NASA’s Europa Clipper Mission launched on October 14, marking the first comprehensive examination of Jupiter’s moon Europa, which is believed to have an ocean containing more water than any other location in the known universe, including Earth. Although this mission does not specifically search for life, the presence of water has always been associated with life on our planet.
Europa is thought to conceal an ocean beneath its icy exterior, prompting the inclusion of an ice-penetrating radar instrument known as Radar for Europa Assessment and Sounding: Ocean to Near-surface (REASON). This tool will investigate the ice to find indications of the ocean while also providing insights into the characteristics of the ice itself, including its thickness and structure. Additionally, REASON aims to map Europa’s surface topography and composition and detect any water plumes that may be erupting from the ice.
Dustin Schroeder, an associate professor of geophysics and electrical engineering with expertise in radar technology related to glaciers, is part of the REASON science team, a path that connects back to his PhD studies at the University of Texas with Donald Blankenship, the leader of the radar team.
“Had you told my 18-year-old self that I would witness the launch of a NASA Flagship Mission, being involved in both science and engineering, I would have struggled to believe it,” said Schroeder.
While NASA emphasizes that the Europa Clipper is not a mission aimed at detecting life, it does focus on exploring the habitability of the moon. The spacecraft’s tools and investigations are designed to analyze the conditions affecting Europa’s evolution, its ice shell, and its subsurface ocean. A better comprehension of these factors will enhance assessments of its potential habitability and help refine future missions designed to search for possible life in areas where it is most likely to exist.

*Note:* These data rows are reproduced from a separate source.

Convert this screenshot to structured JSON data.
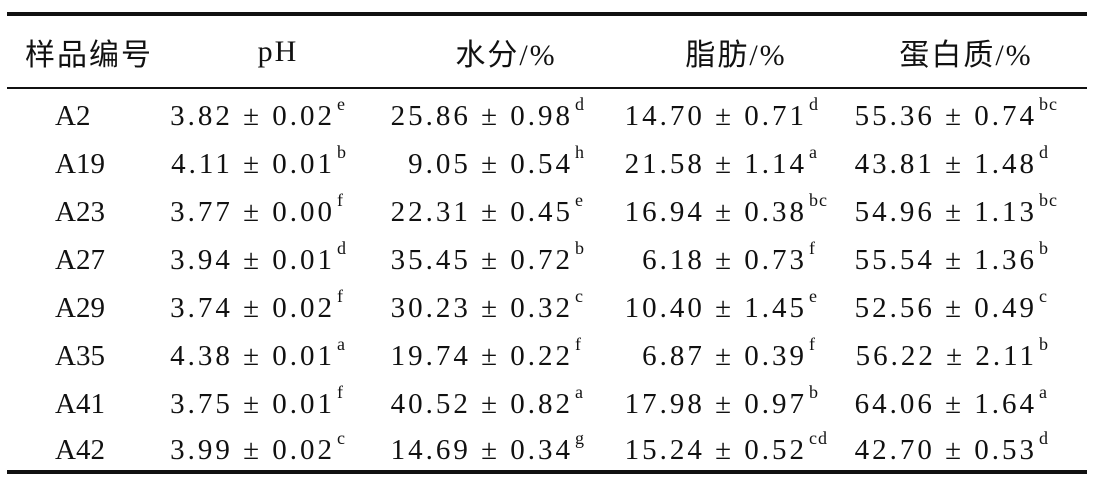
{
  "table": {
    "headers": [
      "样品编号",
      "pH",
      "水分/%",
      "脂肪/%",
      "蛋白质/%"
    ],
    "rows": [
      {
        "id": "A2",
        "ph": "3.82 ± 0.02",
        "ph_sup": "e",
        "water": "25.86 ± 0.98",
        "water_sup": "d",
        "fat": "14.70 ± 0.71",
        "fat_sup": "d",
        "protein": "55.36 ± 0.74",
        "protein_sup": "bc"
      },
      {
        "id": "A19",
        "ph": "4.11 ± 0.01",
        "ph_sup": "b",
        "water": "9.05 ± 0.54",
        "water_sup": "h",
        "fat": "21.58 ± 1.14",
        "fat_sup": "a",
        "protein": "43.81 ± 1.48",
        "protein_sup": "d"
      },
      {
        "id": "A23",
        "ph": "3.77 ± 0.00",
        "ph_sup": "f",
        "water": "22.31 ± 0.45",
        "water_sup": "e",
        "fat": "16.94 ± 0.38",
        "fat_sup": "bc",
        "protein": "54.96 ± 1.13",
        "protein_sup": "bc"
      },
      {
        "id": "A27",
        "ph": "3.94 ± 0.01",
        "ph_sup": "d",
        "water": "35.45 ± 0.72",
        "water_sup": "b",
        "fat": "6.18 ± 0.73",
        "fat_sup": "f",
        "protein": "55.54 ± 1.36",
        "protein_sup": "b"
      },
      {
        "id": "A29",
        "ph": "3.74 ± 0.02",
        "ph_sup": "f",
        "water": "30.23 ± 0.32",
        "water_sup": "c",
        "fat": "10.40 ± 1.45",
        "fat_sup": "e",
        "protein": "52.56 ± 0.49",
        "protein_sup": "c"
      },
      {
        "id": "A35",
        "ph": "4.38 ± 0.01",
        "ph_sup": "a",
        "water": "19.74 ± 0.22",
        "water_sup": "f",
        "fat": "6.87 ± 0.39",
        "fat_sup": "f",
        "protein": "56.22 ± 2.11",
        "protein_sup": "b"
      },
      {
        "id": "A41",
        "ph": "3.75 ± 0.01",
        "ph_sup": "f",
        "water": "40.52 ± 0.82",
        "water_sup": "a",
        "fat": "17.98 ± 0.97",
        "fat_sup": "b",
        "protein": "64.06 ± 1.64",
        "protein_sup": "a"
      },
      {
        "id": "A42",
        "ph": "3.99 ± 0.02",
        "ph_sup": "c",
        "water": "14.69 ± 0.34",
        "water_sup": "g",
        "fat": "15.24 ± 0.52",
        "fat_sup": "cd",
        "protein": "42.70 ± 0.53",
        "protein_sup": "d"
      }
    ]
  }
}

As for the potential outcomes of the mission, Schroeder mentioned the hope for discovering areas of potentially habitable water within the upper layers of the ice shell. Additionally, he expressed enthusiasm for the innovative dual-frequency, dual-channel interferometric radar data that will be generated, which represents a pioneering approach in planetary radar technology. This mission promises to yield significant advancements in both scientific knowledge and engineering techniques.

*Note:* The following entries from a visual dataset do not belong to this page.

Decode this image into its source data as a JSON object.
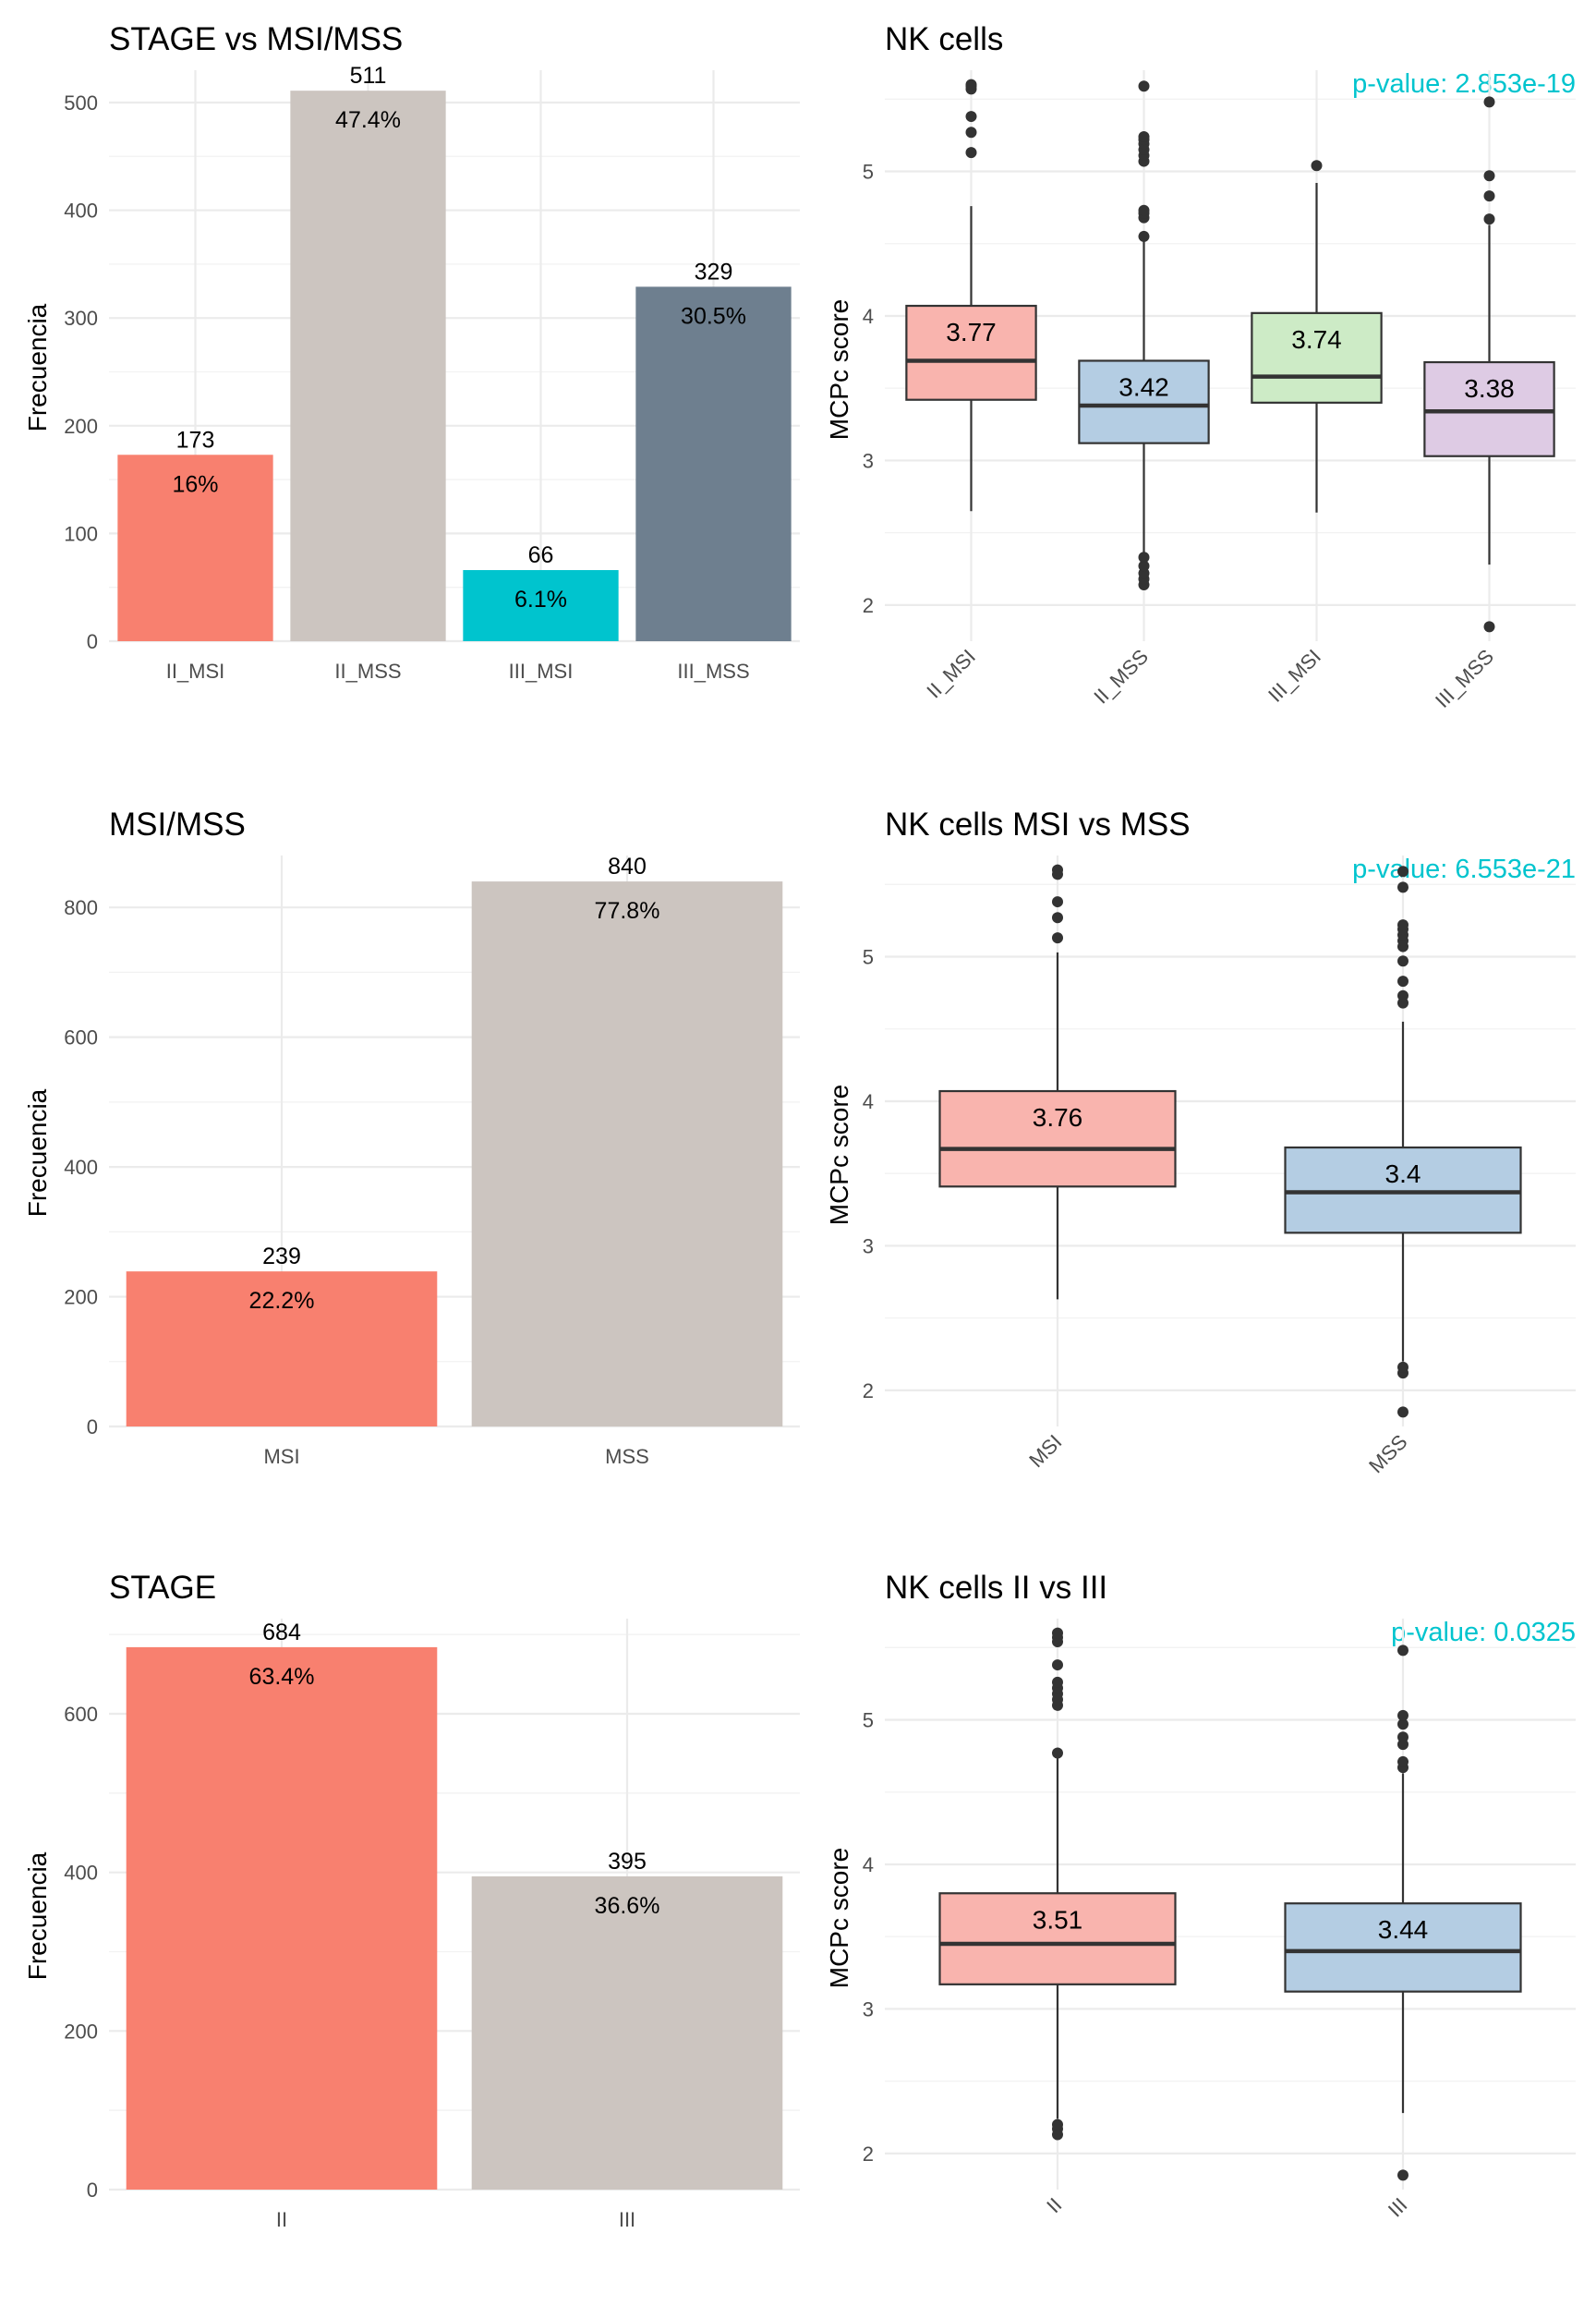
{
  "colors": {
    "bar_palette": [
      "#F8806F",
      "#CCC5C0",
      "#00C4CE",
      "#6E7F8F"
    ],
    "box_palette": [
      "#F9B4AE",
      "#B4CDE3",
      "#CDEBC6",
      "#DECBE4"
    ],
    "pvalue": "#00C4CE"
  },
  "chart_data": [
    {
      "type": "bar",
      "title": "STAGE vs MSI/MSS",
      "ylabel": "Frecuencia",
      "xlabel": "",
      "categories": [
        "II_MSI",
        "II_MSS",
        "III_MSI",
        "III_MSS"
      ],
      "values": [
        173,
        511,
        66,
        329
      ],
      "percent_labels": [
        "16%",
        "47.4%",
        "6.1%",
        "30.5%"
      ],
      "count_labels": [
        "173",
        "511",
        "66",
        "329"
      ],
      "ylim": [
        0,
        530
      ],
      "yticks": [
        0,
        100,
        200,
        300,
        400,
        500
      ],
      "ytick_labels": [
        "0",
        "100",
        "200",
        "300",
        "400",
        "500"
      ],
      "grid": true
    },
    {
      "type": "box",
      "title": "NK cells",
      "ylabel": "MCPc score",
      "xlabel": "",
      "pvalue": "p-value: 2.853e-19",
      "categories": [
        "II_MSI",
        "II_MSS",
        "III_MSI",
        "III_MSS"
      ],
      "boxes": [
        {
          "q1": 3.42,
          "median": 3.69,
          "q3": 4.07,
          "whisker_low": 2.65,
          "whisker_high": 4.76,
          "mean_label": "3.77",
          "outliers": [
            5.13,
            5.27,
            5.38,
            5.57,
            5.59,
            5.6
          ]
        },
        {
          "q1": 3.12,
          "median": 3.38,
          "q3": 3.69,
          "whisker_low": 2.36,
          "whisker_high": 4.53,
          "mean_label": "3.42",
          "outliers": [
            2.14,
            2.18,
            2.22,
            2.27,
            2.33,
            4.55,
            4.68,
            4.71,
            4.73,
            5.07,
            5.11,
            5.15,
            5.19,
            5.22,
            5.24,
            5.59
          ]
        },
        {
          "q1": 3.4,
          "median": 3.58,
          "q3": 4.02,
          "whisker_low": 2.64,
          "whisker_high": 4.92,
          "mean_label": "3.74",
          "outliers": [
            5.04
          ]
        },
        {
          "q1": 3.03,
          "median": 3.34,
          "q3": 3.68,
          "whisker_low": 2.28,
          "whisker_high": 4.63,
          "mean_label": "3.38",
          "outliers": [
            1.85,
            4.67,
            4.83,
            4.97,
            5.48
          ]
        }
      ],
      "ylim": [
        1.75,
        5.7
      ],
      "yticks": [
        2,
        3,
        4,
        5
      ],
      "ytick_labels": [
        "2",
        "3",
        "4",
        "5"
      ],
      "grid": true
    },
    {
      "type": "bar",
      "title": "MSI/MSS",
      "ylabel": "Frecuencia",
      "xlabel": "",
      "categories": [
        "MSI",
        "MSS"
      ],
      "values": [
        239,
        840
      ],
      "percent_labels": [
        "22.2%",
        "77.8%"
      ],
      "count_labels": [
        "239",
        "840"
      ],
      "ylim": [
        0,
        880
      ],
      "yticks": [
        0,
        200,
        400,
        600,
        800
      ],
      "ytick_labels": [
        "0",
        "200",
        "400",
        "600",
        "800"
      ],
      "grid": true
    },
    {
      "type": "box",
      "title": "NK cells MSI vs MSS",
      "ylabel": "MCPc score",
      "xlabel": "",
      "pvalue": "p-value: 6.553e-21",
      "categories": [
        "MSI",
        "MSS"
      ],
      "boxes": [
        {
          "q1": 3.41,
          "median": 3.67,
          "q3": 4.07,
          "whisker_low": 2.63,
          "whisker_high": 5.03,
          "mean_label": "3.76",
          "outliers": [
            5.13,
            5.27,
            5.38,
            5.57,
            5.6
          ]
        },
        {
          "q1": 3.09,
          "median": 3.37,
          "q3": 3.68,
          "whisker_low": 2.2,
          "whisker_high": 4.55,
          "mean_label": "3.4",
          "outliers": [
            1.85,
            2.12,
            2.16,
            4.68,
            4.73,
            4.83,
            4.97,
            5.07,
            5.11,
            5.15,
            5.19,
            5.22,
            5.48,
            5.59
          ]
        }
      ],
      "ylim": [
        1.75,
        5.7
      ],
      "yticks": [
        2,
        3,
        4,
        5
      ],
      "ytick_labels": [
        "2",
        "3",
        "4",
        "5"
      ],
      "grid": true
    },
    {
      "type": "bar",
      "title": "STAGE",
      "ylabel": "Frecuencia",
      "xlabel": "",
      "categories": [
        "II",
        "III"
      ],
      "values": [
        684,
        395
      ],
      "percent_labels": [
        "63.4%",
        "36.6%"
      ],
      "count_labels": [
        "684",
        "395"
      ],
      "ylim": [
        0,
        720
      ],
      "yticks": [
        0,
        200,
        400,
        600
      ],
      "ytick_labels": [
        "0",
        "200",
        "400",
        "600"
      ],
      "grid": true
    },
    {
      "type": "box",
      "title": "NK cells II vs III",
      "ylabel": "MCPc score",
      "xlabel": "",
      "pvalue": "p-value: 0.0325",
      "categories": [
        "II",
        "III"
      ],
      "boxes": [
        {
          "q1": 3.17,
          "median": 3.45,
          "q3": 3.8,
          "whisker_low": 2.24,
          "whisker_high": 4.75,
          "mean_label": "3.51",
          "outliers": [
            2.13,
            2.17,
            2.2,
            4.77,
            5.1,
            5.14,
            5.18,
            5.22,
            5.26,
            5.38,
            5.54,
            5.57,
            5.6
          ]
        },
        {
          "q1": 3.12,
          "median": 3.4,
          "q3": 3.73,
          "whisker_low": 2.28,
          "whisker_high": 4.63,
          "mean_label": "3.44",
          "outliers": [
            1.85,
            4.67,
            4.71,
            4.83,
            4.88,
            4.97,
            5.03,
            5.48
          ]
        }
      ],
      "ylim": [
        1.75,
        5.7
      ],
      "yticks": [
        2,
        3,
        4,
        5
      ],
      "ytick_labels": [
        "2",
        "3",
        "4",
        "5"
      ],
      "grid": true
    }
  ]
}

Schroeder’s work on Earth involves “Radio Glaciology,” which encompasses the science and engineering related to ice-penetrating radar. His research team develops radar systems to better understand the dynamics, behaviors, and sea-level impacts of Earth’s ice sheets and glaciers. The methodologies and technologies developed for the Europa mission are expected to enhance ongoing terrestrial research.
The preparations for the Europa Clipper Mission have already contributed significantly to research on Earth. The team has established a passive radar technique utilizing solar radio noise to investigate Greenland’s Ice Sheet. They have identified processes involving surface melt refreezing and fracturing within the shallow firn layer of ice. Additionally, efforts are underway to integrate active radar data with passive radiometer measurements for assessing ice sheet temperature profiles. The interconnections between the work for Europa and terrestrial studies highlight a remarkable exchange of ideas and methods across scientific disciplines.